‘Sock puppets!’

Late on Friday night, a tweet from the writer Alan Gillespie appeared on my feed that read ‘Read @jeremyduns‘ timeline for a literary Hollyoaks episode. Mental.’ It was accompanied by retweets of Ian Rankin, saying ‘I’m sitting here, numb, staring at @jeremyduns timeline this evening…. ‘, and of Duns himself, who said ‘If you want to read my tweets about RJ Ellory’s sockpuppeting, @stevemosby has kindly just collated them’ and linked to this Storify thread.

It turned out that Duns – author of the Paul Dark series of spy novels for Simon and Schuster – had done some investigative work on a few Amazon reviews (godspeed, sir, in that abode of the damned) and come up with conclusive proof that bestselling thriller writer R. J. Ellory had engaged in sock puppeting: using aliases to write positive reviews on the site for his own books, whilst slamming those of his rivals. Duns spotted recurring patterns of style, phrasing and opinions amongst two users in particular – ‘Jelly Bean’ and ‘Nicodemus Jones’ – that led him to believe they were pseudonyms of Ellory’s.

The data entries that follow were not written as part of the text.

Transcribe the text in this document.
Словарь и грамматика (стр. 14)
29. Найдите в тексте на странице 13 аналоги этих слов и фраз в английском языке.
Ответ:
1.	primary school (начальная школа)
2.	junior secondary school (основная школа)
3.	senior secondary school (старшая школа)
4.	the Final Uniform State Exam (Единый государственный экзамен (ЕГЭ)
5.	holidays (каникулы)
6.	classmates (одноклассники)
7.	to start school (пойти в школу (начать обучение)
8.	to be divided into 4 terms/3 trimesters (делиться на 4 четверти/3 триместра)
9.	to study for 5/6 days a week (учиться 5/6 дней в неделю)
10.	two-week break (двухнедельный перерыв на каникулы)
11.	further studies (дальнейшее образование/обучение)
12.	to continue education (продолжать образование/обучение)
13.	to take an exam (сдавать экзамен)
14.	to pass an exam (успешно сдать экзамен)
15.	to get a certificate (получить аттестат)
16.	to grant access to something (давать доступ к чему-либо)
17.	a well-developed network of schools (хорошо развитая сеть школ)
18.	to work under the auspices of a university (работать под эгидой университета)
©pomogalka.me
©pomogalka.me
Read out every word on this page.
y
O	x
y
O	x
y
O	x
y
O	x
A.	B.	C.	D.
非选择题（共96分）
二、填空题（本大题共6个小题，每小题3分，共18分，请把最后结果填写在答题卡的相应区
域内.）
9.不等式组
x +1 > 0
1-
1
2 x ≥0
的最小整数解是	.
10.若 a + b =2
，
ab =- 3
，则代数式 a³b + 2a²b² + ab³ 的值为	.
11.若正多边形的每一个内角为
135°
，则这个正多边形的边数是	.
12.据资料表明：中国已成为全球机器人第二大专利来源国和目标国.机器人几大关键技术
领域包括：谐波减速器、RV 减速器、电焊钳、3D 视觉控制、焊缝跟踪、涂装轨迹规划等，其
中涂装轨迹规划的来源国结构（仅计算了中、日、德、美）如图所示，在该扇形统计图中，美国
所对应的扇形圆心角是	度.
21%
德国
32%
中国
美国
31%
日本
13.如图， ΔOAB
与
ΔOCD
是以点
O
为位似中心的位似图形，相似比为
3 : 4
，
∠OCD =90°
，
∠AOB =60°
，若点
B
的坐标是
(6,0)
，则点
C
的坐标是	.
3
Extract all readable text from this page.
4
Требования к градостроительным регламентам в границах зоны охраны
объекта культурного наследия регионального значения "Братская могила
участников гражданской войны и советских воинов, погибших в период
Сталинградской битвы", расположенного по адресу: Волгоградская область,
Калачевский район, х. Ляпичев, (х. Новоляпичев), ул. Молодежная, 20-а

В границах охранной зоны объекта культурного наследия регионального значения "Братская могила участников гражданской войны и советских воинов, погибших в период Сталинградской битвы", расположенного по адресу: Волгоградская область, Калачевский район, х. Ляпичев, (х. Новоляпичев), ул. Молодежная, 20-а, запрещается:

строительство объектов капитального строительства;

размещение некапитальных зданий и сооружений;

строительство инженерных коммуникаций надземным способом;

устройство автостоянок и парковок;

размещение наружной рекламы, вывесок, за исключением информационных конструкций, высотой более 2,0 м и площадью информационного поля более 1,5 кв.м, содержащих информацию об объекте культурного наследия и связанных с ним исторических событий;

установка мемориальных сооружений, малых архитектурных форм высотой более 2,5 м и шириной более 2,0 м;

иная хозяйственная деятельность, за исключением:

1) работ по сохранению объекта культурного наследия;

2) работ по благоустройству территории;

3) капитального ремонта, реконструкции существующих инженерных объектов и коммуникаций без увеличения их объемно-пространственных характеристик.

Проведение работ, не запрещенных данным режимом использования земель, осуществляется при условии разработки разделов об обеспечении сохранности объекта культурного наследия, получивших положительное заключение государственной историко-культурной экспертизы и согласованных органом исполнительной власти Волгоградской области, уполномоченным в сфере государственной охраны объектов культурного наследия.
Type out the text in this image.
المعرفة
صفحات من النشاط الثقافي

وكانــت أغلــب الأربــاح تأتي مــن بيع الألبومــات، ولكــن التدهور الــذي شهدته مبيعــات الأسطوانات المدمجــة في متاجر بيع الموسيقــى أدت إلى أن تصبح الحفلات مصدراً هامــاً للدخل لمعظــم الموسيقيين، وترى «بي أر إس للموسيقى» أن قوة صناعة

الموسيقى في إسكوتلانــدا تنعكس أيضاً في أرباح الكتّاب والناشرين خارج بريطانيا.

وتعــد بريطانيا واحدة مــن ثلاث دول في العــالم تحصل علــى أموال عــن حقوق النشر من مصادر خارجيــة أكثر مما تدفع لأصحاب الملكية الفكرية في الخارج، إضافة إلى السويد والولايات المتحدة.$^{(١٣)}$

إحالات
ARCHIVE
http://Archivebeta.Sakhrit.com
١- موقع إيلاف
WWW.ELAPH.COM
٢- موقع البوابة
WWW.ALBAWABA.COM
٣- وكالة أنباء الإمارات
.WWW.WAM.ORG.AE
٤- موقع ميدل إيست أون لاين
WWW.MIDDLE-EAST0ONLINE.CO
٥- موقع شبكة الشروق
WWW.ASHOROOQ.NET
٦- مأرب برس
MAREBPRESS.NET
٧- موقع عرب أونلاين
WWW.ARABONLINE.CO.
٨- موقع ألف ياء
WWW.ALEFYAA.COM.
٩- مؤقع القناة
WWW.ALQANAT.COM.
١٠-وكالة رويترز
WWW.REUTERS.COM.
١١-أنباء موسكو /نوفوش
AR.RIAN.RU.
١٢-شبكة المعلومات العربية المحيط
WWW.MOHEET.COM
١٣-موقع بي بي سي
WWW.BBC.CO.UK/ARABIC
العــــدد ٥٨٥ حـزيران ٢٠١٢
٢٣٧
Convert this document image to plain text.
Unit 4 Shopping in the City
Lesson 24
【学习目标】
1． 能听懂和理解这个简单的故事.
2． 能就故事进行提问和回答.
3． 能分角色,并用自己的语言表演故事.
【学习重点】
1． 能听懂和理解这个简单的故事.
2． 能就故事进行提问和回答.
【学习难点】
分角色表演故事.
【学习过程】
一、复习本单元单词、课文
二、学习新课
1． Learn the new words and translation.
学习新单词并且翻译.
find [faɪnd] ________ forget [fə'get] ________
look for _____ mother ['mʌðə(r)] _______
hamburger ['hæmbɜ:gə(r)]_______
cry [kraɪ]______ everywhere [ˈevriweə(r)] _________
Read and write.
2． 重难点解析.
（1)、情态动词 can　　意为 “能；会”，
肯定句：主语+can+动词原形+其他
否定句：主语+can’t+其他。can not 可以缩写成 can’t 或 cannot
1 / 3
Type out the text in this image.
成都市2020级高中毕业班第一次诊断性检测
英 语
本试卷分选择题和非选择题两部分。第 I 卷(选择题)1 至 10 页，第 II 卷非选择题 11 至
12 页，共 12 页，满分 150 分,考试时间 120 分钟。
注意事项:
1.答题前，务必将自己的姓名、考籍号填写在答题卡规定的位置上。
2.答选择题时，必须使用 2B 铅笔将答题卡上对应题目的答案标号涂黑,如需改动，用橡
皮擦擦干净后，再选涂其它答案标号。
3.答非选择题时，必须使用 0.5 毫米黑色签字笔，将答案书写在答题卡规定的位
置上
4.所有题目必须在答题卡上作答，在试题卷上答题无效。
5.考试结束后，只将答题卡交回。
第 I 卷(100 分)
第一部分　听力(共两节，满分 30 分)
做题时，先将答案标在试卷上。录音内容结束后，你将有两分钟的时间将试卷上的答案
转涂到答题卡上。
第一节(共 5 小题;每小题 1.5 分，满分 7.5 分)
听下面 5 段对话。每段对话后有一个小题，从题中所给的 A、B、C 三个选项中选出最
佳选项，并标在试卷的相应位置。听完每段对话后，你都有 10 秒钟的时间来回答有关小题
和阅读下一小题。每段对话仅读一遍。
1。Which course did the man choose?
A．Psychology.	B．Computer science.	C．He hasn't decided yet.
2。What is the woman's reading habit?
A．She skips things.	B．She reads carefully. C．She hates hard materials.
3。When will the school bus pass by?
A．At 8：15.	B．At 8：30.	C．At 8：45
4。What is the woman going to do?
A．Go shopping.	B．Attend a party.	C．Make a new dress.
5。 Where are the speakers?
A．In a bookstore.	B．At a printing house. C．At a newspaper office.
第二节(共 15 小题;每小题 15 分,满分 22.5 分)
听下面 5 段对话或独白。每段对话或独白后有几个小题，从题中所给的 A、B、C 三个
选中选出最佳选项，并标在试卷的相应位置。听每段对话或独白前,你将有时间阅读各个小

The most damning evidence, however, came when Ellory clearly forgot which account he was meant to be using, and commented on a one-star ‘Nicodemus’ review of Stuart McBride’s Dark Blood – in reply to a comment directed at Nicodemus – under his own name, seemingly apropos of nothing. He then proceeded to, in Duns’ words, ‘[give] details of his books that only an author could. He reveals which will next be recorded as an audio book, discusses translators, mentions where he is, talks about photos he is about to put on Facebook, mentions he is nominated for the Theakston’s award, and much more besides.’ So, uh, oops. Shall we get the inevitable Simpsons clip out of the way now? Let’s.

Ellory has since admitted to his underhand tactics and apologised, calling the incident a ‘lapse in judgement’ and facing a storm of criticism from fellow authors (including a condemnatory open letter from signatories including Rankin, Val McDermid and Lee Childs). Duns’ initial investigations appear to have opened a can of worms, though, with the BBC now reporting that crime writer Stuart Neville is making similar accusations about his fellow Northern Irishman Sam Millar – claims that, unlike Ellory, Millar is denying. More to follow, no doubt.